Our editorial team combines operators, engineers and reporters who use AI tools in their own daily work. Every article is written by a named human on our team and reviewed by a second editor before it ships. Meet the full team on our about page.

Published June 16, 2026 · Reviewed by Rayan Imop, Managing Editor

Frequently asked questions

Can I convert a Project into a Custom GPT?

Not directly. You have to manually copy the instructions and re-upload the files. There is no 'export to GPT' button in 2026.

Do Projects count towards the same usage limits as GPT-4o?

Yes, but Team/Enterprise users have significantly higher caps, making Projects ideal for heavy document processing.
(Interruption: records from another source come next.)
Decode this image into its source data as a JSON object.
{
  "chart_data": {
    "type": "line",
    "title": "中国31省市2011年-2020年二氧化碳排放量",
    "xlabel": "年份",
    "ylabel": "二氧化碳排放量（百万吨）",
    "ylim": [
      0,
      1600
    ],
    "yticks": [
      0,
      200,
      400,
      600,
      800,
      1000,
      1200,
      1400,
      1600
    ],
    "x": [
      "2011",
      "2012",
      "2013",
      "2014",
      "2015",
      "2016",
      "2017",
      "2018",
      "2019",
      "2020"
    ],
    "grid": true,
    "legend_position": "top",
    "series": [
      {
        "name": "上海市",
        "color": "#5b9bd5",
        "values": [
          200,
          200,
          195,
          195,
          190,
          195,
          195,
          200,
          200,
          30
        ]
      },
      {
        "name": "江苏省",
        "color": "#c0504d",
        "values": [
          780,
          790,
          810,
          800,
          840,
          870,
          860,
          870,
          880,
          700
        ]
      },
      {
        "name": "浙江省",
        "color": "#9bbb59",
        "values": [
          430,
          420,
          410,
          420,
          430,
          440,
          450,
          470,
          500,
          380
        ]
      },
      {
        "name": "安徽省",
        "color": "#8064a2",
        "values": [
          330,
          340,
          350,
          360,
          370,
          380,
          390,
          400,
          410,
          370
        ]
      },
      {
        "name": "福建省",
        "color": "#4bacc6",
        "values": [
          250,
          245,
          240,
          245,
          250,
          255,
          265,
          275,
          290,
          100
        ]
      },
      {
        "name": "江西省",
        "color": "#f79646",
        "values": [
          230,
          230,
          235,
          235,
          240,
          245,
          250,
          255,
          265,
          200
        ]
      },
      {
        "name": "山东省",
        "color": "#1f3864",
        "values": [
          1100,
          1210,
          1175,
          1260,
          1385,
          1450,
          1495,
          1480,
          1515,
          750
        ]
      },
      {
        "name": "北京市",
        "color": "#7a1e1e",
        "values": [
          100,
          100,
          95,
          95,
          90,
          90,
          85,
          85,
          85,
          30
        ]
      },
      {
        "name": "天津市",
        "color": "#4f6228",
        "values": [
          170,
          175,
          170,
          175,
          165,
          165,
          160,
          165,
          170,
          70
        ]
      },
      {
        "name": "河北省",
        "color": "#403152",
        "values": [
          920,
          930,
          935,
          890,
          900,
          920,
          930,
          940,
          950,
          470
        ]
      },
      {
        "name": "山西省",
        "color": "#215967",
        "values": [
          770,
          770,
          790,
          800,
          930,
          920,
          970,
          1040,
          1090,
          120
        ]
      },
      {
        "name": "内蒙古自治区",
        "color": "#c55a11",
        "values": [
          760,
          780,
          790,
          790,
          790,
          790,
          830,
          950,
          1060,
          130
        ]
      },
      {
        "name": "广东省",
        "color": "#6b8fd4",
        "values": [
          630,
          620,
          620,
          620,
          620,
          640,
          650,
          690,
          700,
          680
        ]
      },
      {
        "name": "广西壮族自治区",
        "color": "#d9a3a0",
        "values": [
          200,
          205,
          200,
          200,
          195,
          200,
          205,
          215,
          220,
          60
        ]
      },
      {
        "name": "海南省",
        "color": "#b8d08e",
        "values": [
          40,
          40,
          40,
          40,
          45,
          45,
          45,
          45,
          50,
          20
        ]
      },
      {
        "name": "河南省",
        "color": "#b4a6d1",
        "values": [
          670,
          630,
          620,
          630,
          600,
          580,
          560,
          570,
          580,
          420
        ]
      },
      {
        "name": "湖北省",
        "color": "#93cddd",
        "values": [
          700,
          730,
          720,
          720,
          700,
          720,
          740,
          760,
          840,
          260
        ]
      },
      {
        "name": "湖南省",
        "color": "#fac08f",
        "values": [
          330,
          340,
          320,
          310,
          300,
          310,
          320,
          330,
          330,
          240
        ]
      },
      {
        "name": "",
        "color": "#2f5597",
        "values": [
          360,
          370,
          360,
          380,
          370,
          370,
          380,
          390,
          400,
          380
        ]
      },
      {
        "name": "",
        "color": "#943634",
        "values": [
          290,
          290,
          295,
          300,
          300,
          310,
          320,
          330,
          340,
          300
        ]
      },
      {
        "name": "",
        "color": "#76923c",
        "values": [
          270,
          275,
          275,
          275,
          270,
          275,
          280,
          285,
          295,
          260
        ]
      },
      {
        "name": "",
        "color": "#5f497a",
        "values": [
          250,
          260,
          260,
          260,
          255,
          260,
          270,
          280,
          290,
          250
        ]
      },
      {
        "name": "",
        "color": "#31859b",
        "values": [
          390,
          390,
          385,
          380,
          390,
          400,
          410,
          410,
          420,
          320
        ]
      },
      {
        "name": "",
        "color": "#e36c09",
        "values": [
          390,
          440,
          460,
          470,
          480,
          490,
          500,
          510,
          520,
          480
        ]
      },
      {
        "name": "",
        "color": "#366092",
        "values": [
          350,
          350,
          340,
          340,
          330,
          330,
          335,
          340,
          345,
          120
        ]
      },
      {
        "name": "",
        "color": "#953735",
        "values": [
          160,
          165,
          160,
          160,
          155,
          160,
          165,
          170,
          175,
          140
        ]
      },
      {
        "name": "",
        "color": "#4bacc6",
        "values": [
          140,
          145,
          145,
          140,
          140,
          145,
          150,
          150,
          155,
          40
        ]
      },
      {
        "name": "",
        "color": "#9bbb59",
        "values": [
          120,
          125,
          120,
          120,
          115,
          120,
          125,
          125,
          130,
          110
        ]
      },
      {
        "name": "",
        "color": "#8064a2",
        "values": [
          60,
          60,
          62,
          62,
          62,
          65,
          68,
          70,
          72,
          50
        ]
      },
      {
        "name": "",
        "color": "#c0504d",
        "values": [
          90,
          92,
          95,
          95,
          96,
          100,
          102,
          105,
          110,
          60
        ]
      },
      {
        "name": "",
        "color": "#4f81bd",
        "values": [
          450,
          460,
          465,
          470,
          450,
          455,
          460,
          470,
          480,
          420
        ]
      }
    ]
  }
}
Can a Project access the web?

Yes, Projects can use the standard browsing tool, but they cannot use the specialized 'Actions' found in Custom GPTs.

Which is better for coding?

Projects are superior for entire codebases (multi-file context), while Custom GPTs are better for single-purpose coding utilities.

Is my data safer in a Project?

Technically yes, as Projects are intrinsically locked to your organization's workspace and excluded from training on Enterprise plans.